I'm A Former Line Cook. Here's How To Make The Best Fried Chicken Sandwich At Home

I'm certainly not opposed to buying a fried chicken sandwich when the craving strikes. (That'll be a Popeyes spicy chicken with extra pickles and a side of Blackened Ranch, please and thank you.) But when I've got time and a sandwich itch that can't be scratched, I'm using all the tricks from my line cook days to make my own at home. In my view, how you treat the chicken makes all the difference.

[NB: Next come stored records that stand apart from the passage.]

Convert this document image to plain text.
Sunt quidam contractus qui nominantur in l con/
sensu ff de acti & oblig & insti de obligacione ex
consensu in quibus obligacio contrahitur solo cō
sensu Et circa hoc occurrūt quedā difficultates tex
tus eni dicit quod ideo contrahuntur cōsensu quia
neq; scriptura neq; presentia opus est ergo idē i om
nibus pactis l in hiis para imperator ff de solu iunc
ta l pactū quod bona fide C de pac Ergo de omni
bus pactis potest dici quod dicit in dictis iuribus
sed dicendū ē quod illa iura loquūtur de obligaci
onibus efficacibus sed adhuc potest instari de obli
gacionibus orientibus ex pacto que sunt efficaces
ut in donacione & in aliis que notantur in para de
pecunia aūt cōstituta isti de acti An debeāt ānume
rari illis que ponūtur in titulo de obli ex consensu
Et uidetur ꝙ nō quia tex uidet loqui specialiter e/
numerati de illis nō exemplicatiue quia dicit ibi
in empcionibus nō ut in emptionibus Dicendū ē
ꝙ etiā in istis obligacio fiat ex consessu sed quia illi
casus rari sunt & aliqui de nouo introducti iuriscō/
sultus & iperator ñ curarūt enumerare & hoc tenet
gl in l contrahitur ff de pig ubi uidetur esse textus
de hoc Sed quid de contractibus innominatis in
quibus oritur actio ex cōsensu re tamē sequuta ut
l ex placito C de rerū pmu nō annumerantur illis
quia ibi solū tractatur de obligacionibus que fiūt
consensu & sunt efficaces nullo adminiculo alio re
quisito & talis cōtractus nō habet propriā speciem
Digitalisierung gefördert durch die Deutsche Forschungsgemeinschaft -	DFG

Yes, a soft, buttered, lightly toasted bun is essential, as are thoughtful toppings, but if the bird is bunk, so is the rest of the sandwich. I start with boneless, skinless chicken thighs. Thought it might be controversial to state this, I do think chicken breast has its place in the culinary world, but my chicken sandwich is not it. Chicken thighs are more tender, more flavorful, and, importantly, the texture and thickness of the muscle lend themselves perfectly for this preparation.

After letting the thighs spend some time in a buttermilk marinade, they go straight into a seasoned flour dredge. In fact, we'd hold marinated chicken thighs in the lowboy right on the line — the wet dredge step was already done. Now, the chicken doesn't just get a scant dusting of flour; using the heel of my hand, I press the thigh hard into the dry ingredients, focusing on the thicker side of the cut.

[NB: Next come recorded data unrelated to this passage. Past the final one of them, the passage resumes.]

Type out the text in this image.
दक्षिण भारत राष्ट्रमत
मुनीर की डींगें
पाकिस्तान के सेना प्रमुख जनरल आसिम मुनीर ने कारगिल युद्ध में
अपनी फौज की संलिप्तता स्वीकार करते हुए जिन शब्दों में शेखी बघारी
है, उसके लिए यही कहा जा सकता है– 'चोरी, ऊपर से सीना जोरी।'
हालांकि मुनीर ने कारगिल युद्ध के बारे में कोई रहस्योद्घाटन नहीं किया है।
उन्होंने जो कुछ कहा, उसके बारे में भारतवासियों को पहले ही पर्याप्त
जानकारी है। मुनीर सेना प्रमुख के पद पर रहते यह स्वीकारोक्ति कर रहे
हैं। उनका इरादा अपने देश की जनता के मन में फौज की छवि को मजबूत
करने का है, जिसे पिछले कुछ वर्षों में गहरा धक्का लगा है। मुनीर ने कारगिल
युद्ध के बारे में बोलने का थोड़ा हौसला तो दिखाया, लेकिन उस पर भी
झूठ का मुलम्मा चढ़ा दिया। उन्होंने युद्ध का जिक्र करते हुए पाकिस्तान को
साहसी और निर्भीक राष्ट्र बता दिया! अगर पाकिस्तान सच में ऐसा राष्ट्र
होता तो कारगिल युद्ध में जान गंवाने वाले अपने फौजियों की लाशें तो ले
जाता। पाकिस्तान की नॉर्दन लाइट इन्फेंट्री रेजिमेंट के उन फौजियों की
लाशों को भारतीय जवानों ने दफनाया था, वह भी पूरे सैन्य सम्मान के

This strategy evens out the thickness of the chicken, flattening it without the need to pound or butterfly. It also helps you to get seasoned flour into every single nook and cranny, creating an even coating and lots of opportunities for crispy, craggy edges once fried.

The details of my ideal fried chicken sandwich

As any professional cook will tell you, intentionally building layers of flavor is one of the main reasons chicken always tastes so much better at restaurants. The mechanics of how I prepare my chicken cutlet are essential, but the flavorings seal the deal.

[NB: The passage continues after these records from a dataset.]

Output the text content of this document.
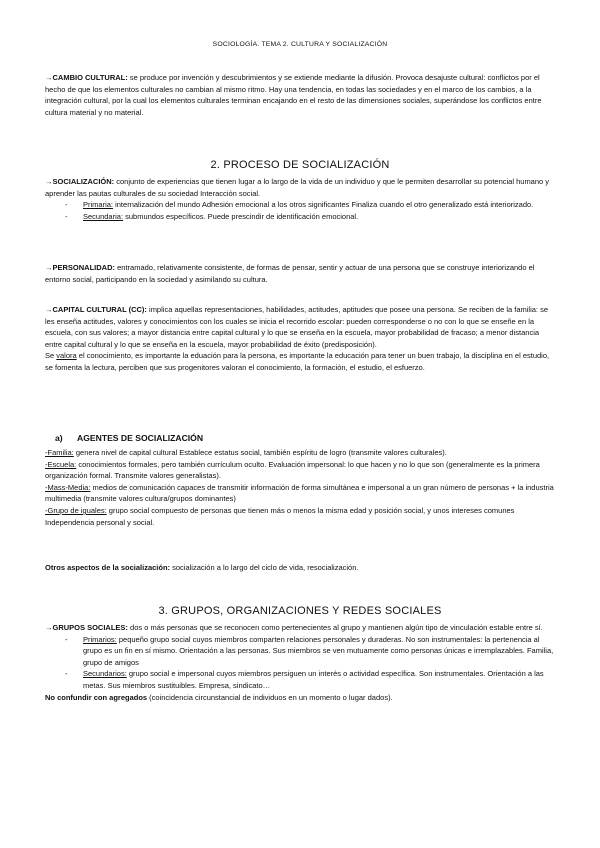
SOCIOLOGÍA. TEMA 2. CULTURA Y SOCIALIZACIÓN

→CAMBIO CULTURAL: se produce por invención y descubrimientos y se extiende mediante la difusión. Provoca desajuste cultural: conflictos por el hecho de que los elementos culturales no cambian al mismo ritmo. Hay una tendencia, en todas las sociedades y en el marco de los cambios, a la integración cultural, por la cual los elementos culturales terminan encajando en el resto de las dimensiones sociales, superándose los conflictos entre cultura material y no material.

2. PROCESO DE SOCIALIZACIÓN

→SOCIALIZACIÓN: conjunto de experiencias que tienen lugar a lo largo de la vida de un individuo y que le permiten desarrollar su potencial humano y aprender las pautas culturales de su sociedad Interacción social.

- Primaria: internalización del mundo Adhesión emocional a los otros significantes Finaliza cuando el otro generalizado está interiorizado.
- Secundaria: submundos específicos. Puede prescindir de identificación emocional.

→PERSONALIDAD: entramado, relativamente consistente, de formas de pensar, sentir y actuar de una persona que se construye interiorizando el entorno social, participando en la sociedad y asimilando su cultura.

→CAPITAL CULTURAL (CC): implica aquellas representaciones, habilidades, actitudes, aptitudes que posee una persona. Se reciben de la familia: se les enseña actitudes, valores y conocimientos con los cuales se inicia el recorrido escolar: pueden corresponderse o no con lo que se enseñe en la escuela, con sus valores; a mayor distancia entre capital cultural y lo que se enseña en la escuela, mayor probabilidad de fracaso; a menor distancia entre capital cultural y lo que se enseña en la escuela, mayor probabilidad de éxito (predisposición).

Se valora el conocimiento, es importante la eduación para la persona, es importante la educación para tener un buen trabajo, la disciplina en el estudio, se fomenta la lectura, perciben que sus progenitores valoran el conocimiento, la formación, el estudio, el esfuerzo.

a) AGENTES DE SOCIALIZACIÓN

-Familia: genera nivel de capital cultural Establece estatus social, también espíritu de logro (transmite valores culturales).

-Escuela: conocimientos formales, pero también currículum oculto. Evaluación impersonal: lo que hacen y no lo que son (generalmente es la primera organización formal. Transmite valores generalistas).

-Mass-Media: medios de comunicación capaces de transmitir información de forma simultánea e impersonal a un gran número de personas + la industria multimedia (transmite valores cultura/grupos dominantes)

-Grupo de iguales: grupo social compuesto de personas que tienen más o menos la misma edad y posición social, y unos intereses comunes Independencia personal y social.

Otros aspectos de la socialización: socialización a lo largo del ciclo de vida, resocialización.

3. GRUPOS, ORGANIZACIONES Y REDES SOCIALES

→GRUPOS SOCIALES: dos o más personas que se reconocen como pertenecientes al grupo y mantienen algún tipo de vinculación estable entre sí.

- Primarios: pequeño grupo social cuyos miembros comparten relaciones personales y duraderas. No son instrumentales: la pertenencia al grupo es un fin en sí mismo. Orientación a las personas. Sus miembros se ven mutuamente como personas únicas e irremplazables. Familia, grupo de amigos
- Secundarios: grupo social e impersonal cuyos miembros persiguen un interés o actividad específica. Son instrumentales. Orientación a las metas. Sus miembros sustituibles. Empresa, sindicato…

No confundir con agregados (coincidencia circunstancial de individuos en un momento o lugar dados).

The marinade's simple combination of buttermilk and salt adds moisture to the meat, tenderizes the thighs, and helps the chicken hold onto its juices as it cooks. I add a scoop of grainy mustard, though even a couple squirts of a classic brand of yellow mustard will also do the trick. A flavorful hot sauce is another welcome addition. Choose one that's not too vinegary and mild enough that you could eat a spoonful — Frank's Red Hot is my go-to, though Cholula or Tapatio would also work well. With the sodium in the mustard, hot sauce, and buttermilk, you don't need to add additional salt.

The all-purpose flour dredge, though, should have a big pinch, plus a generous amount of spices. I like using garlic powder, onion powder, paprika, black pepper, and a bit of cayenne. Drop your marinated chicken thighs into a big pile of seasoned flour, coat both sides, and then press and press and press. Every millimeter should be covered, and the meat should be about a ½ inch thick. If you're a fan of a meatier sandwich, just fry up two cutlets.

With the oil between 325 and 350 degrees Fahrenheit, the chicken should only take 5 to 8 minutes to fry — when the breading is crispy and browned, the chicken will be cooked through. Let the fried chicken drain on a wire-rimmed sheet pan. In my opinion, the best chicken sandwich toppings are quite simple: a good amount of mayo and something pickled and tangy, like sweet and sour pickles or a vinegar-based cabbage slaw.